Rogers Launches Voluntary Employee Exit Packages After Shaw Merger

Rogers has launched a voluntary employee exit package, a move that comes after taking over Shaw in a $20 billion deal from earlier this spring.

According to a memo sent to employees today, Rogers CEO Tony Staffieri said, “I know the decision to participate in this program is a significant one. We will do everything we can to provide you with the information you need to help you make a thoughtful decision,” reported The Globe and Mail on Tuesday.

Further along, Staffieri indicated that despite the company’s current efforts to consolidate roles, they remain focused on growth and job creation. “We’re a growth company, and we remain committed to creating thousands of jobs over the next few years as we invest in our customers, communities and country,” said the Rogers CEO.

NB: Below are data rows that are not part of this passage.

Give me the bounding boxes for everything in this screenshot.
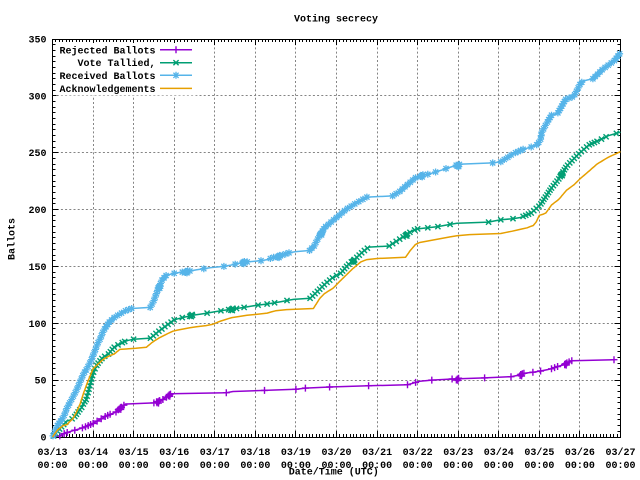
svg-text:03/26: 03/26: [565, 447, 595, 459]
svg-text:Rejected Ballots: Rejected Ballots: [59, 45, 155, 57]
svg-text:03/25: 03/25: [524, 447, 554, 459]
svg-text:03/13: 03/13: [37, 447, 67, 459]
svg-text:03/27: 03/27: [605, 447, 635, 459]
svg-text:00:00: 00:00: [524, 461, 554, 472]
svg-text:00:00: 00:00: [403, 461, 433, 472]
svg-text:Voting secrecy: Voting secrecy: [294, 14, 378, 26]
svg-text:00:00: 00:00: [281, 461, 311, 472]
svg-text:00:00: 00:00: [605, 461, 635, 472]
svg-text:300: 300: [28, 92, 46, 103]
svg-text:03/19: 03/19: [281, 447, 311, 459]
svg-text:Acknowledgements: Acknowledgements: [59, 84, 155, 96]
svg-text:50: 50: [34, 377, 46, 388]
svg-text:03/22: 03/22: [403, 447, 433, 459]
svg-text:00:00: 00:00: [37, 461, 67, 472]
svg-text:150: 150: [28, 263, 46, 274]
svg-text:100: 100: [28, 320, 46, 331]
svg-text:00:00: 00:00: [119, 461, 149, 472]
svg-text:00:00: 00:00: [78, 461, 108, 472]
svg-text:250: 250: [28, 149, 46, 160]
svg-text:00:00: 00:00: [321, 461, 351, 472]
svg-text:03/21: 03/21: [362, 447, 392, 459]
svg-text:03/23: 03/23: [443, 447, 473, 459]
svg-text:350: 350: [28, 36, 46, 47]
svg-text:00:00: 00:00: [200, 461, 230, 472]
svg-text:00:00: 00:00: [484, 461, 514, 472]
svg-text:0: 0: [40, 434, 46, 445]
svg-text:03/16: 03/16: [159, 447, 189, 459]
svg-text:00:00: 00:00: [159, 461, 189, 472]
svg-text:Date/Time (UTC): Date/Time (UTC): [289, 467, 379, 479]
svg-text:03/15: 03/15: [119, 447, 149, 459]
svg-text:03/18: 03/18: [240, 447, 270, 459]
svg-text:00:00: 00:00: [443, 461, 473, 472]
svg-text:Vote Tallied,: Vote Tallied,: [77, 58, 155, 70]
svg-text:Received Ballots: Received Ballots: [59, 71, 155, 83]
svg-text:03/14: 03/14: [78, 447, 108, 459]
svg-text:00:00: 00:00: [362, 461, 392, 472]
svg-text:Ballots: Ballots: [7, 218, 19, 260]
svg-text:00:00: 00:00: [240, 461, 270, 472]
svg-text:200: 200: [28, 206, 46, 217]
svg-text:00:00: 00:00: [565, 461, 595, 472]
svg-text:03/20: 03/20: [321, 447, 351, 459]
svg-text:03/24: 03/24: [484, 447, 514, 459]
svg-text:03/17: 03/17: [200, 447, 230, 459]
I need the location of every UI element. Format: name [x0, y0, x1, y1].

Most corporate and line-of-business employees up to the senior director level are eligible for the voluntary departure program, said the memo.

While detailing the future steps of the company, Staffieri emphasized that the company would continue to recruit to support network development and customer service needs.

In late June, Rogers confirmed job cuts after merging with Shaw. Despite employees being cut, Rogers said it has hired over 2,000 people in the past three months. The company has also relocated hundreds of Shaw customer-service jobs from Central America to British Columbia, Alberta, and Manitoba. As of July 1, Rogers said that all customer-service employees are now based in Canada.

Update July 4: Corrected to mention the memo was sent out on Tuesday, not last week.